Dans la description d’un contrat rendu public en fin d’année, le ministère cite une exception prévue à la loi en cas de situation d’urgence pour justifier l’acquisition, de gré à gré, d’analyseurs portatifs de plomb et d’électrodes d’une valeur de 1 692 529 $.

C’est l’entreprise québécoise Atera Enviro qui lui fournira le matériel.

Préoccupations

Le ministère explique, dans ce document, qu’il faut faire des vérifications sans attendre pour répondre aux préoccupations exprimées par le milieu scolaire et des parents à la suite d’enquêtes médiatiques.

Les résultats obtenus jusqu’ici par des municipalités, des chercheurs, des journalistes et des commissions scolaires « ont montré des dépassements fréquents de la norme de 10 u/L en vigueur au Québec », peut-on lire.

Le ministère mentionne aussi « le besoin de protéger les enfants de l’exposition au plomb dans l’eau à l’école le plus rapidement possible » et « l’obligation morale d’assurer une eau potable aux enfants dans les écoles, alors qu’on les encourage à consommer plus d’eau potable ».

Le ministre de l’Éducation, Jean-François Roberge, a exigé, l’automne dernier, que l’eau de toutes les écoles soit analysée.
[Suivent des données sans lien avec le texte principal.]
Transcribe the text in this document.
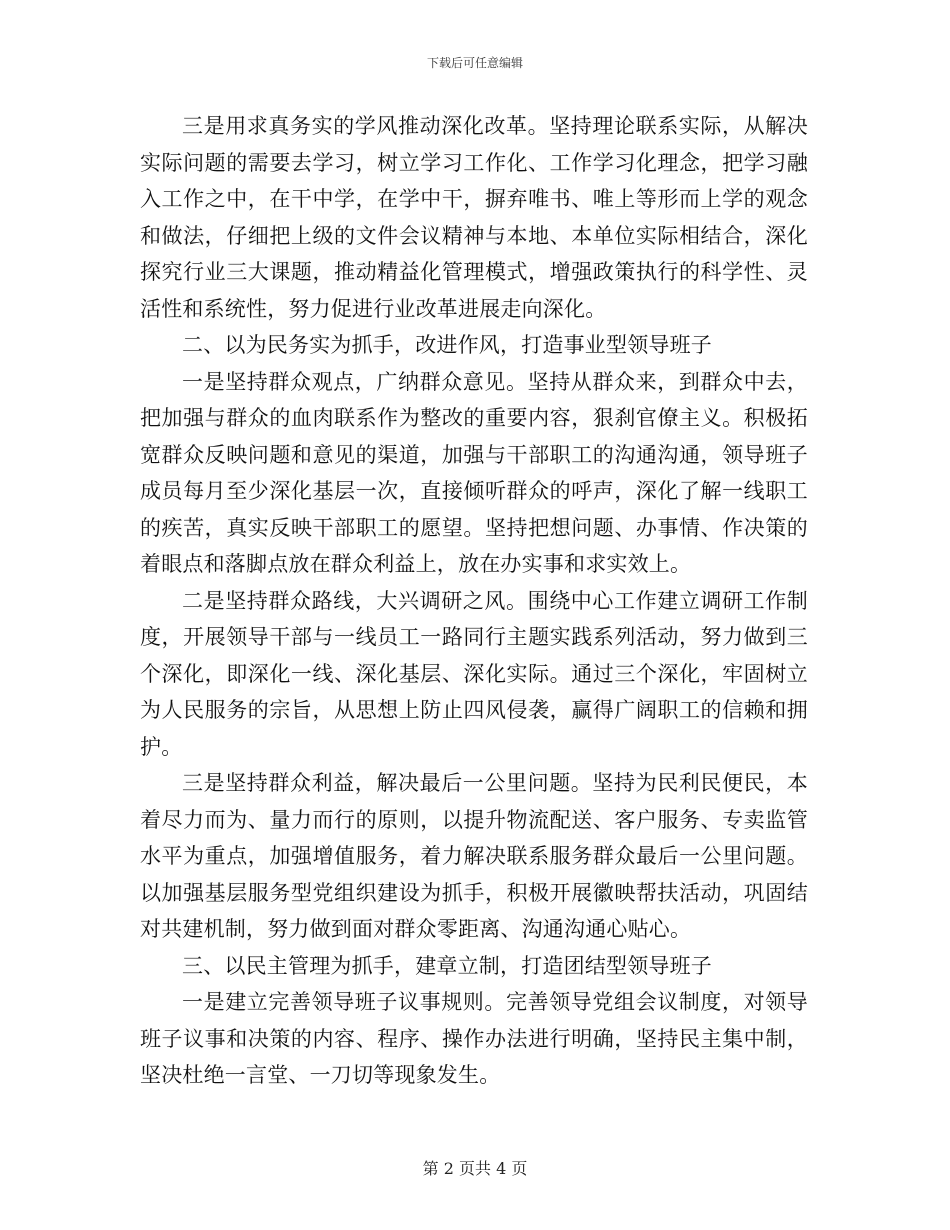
下载后可任意编辑

三是用求真务实的学风推动深化改革。坚持理论联系实际，从解决实际问题的需要去学习，树立学习工作化、工作学习化理念，把学习融入工作之中，在干中学，在学中干，摒弃唯书、唯上等形而上学的观念和做法，仔细把上级的文件会议精神与本地、本单位实际相结合，深化探究行业三大课题，推动精益化管理模式，增强政策执行的科学性、灵活性和系统性，努力促进行业改革进展走向深化。

二、以为民务实为抓手，改进作风，打造事业型领导班子

一是坚持群众观点，广纳群众意见。坚持从群众来，到群众中去，把加强与群众的血肉联系作为整改的重要内容，狠刹官僚主义。积极拓宽群众反映问题和意见的渠道，加强与干部职工的沟通沟通，领导班子成员每月至少深化基层一次，直接倾听群众的呼声，深化了解一线职工的疾苦，真实反映干部职工的愿望。坚持把想问题、办事情、作决策的着眼点和落脚点放在群众利益上，放在办实事和求实效上。

二是坚持群众路线，大兴调研之风。围绕中心工作建立调研工作制度，开展领导干部与一线员工一路同行主题实践系列活动，努力做到三个深化，即深化一线、深化基层、深化实际。通过三个深化，牢固树立为人民服务的宗旨，从思想上防止四风侵袭，赢得广阔职工的信赖和拥护。

三是坚持群众利益，解决最后一公里问题。坚持为民利民便民，本着尽力而为、量力而行的原则，以提升物流配送、客户服务、专卖监管水平为重点，加强增值服务，着力解决联系服务群众最后一公里问题。以加强基层服务型党组织建设为抓手，积极开展徽映帮扶活动，巩固结对共建机制，努力做到面对群众零距离、沟通沟通心贴心。

三、以民主管理为抓手，建章立制，打造团结型领导班子

一是建立完善领导班子议事规则。完善领导党组会议制度，对领导班子议事和决策的内容、程序、操作办法进行明确，坚持民主集中制，坚决杜绝一言堂、一刀切等现象发生。

第 2 页共 4 页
Le gouvernement s’est ensuite engagé à fournir gratuitement aux commissions scolaires l’équipement requis.

D’ici juin

Les tests devront être effectués avant le 23 juin 2020 dans le cas des écoles primaires et d’ici le 1er novembre 2020 pour les autres établissements.

Si les tests révèlent une concentration de plomb trop élevée dans un point d’eau, celui-ci devra être immédiatement condamné jusqu’à la tenue de travaux correctifs.

Les commissions scolaires et les écoles privées devront ensuite communiquer les résultats des analyses aux parents. De plus, l’information sera rendue publique par le gouvernement à partir de l’hiver 2020.

Au ministère de l’Éducation et au cabinet du ministre Roberge, personne n’était en mesure, jeudi après-midi, de donner des précisions sur l’octroi de ce contrat.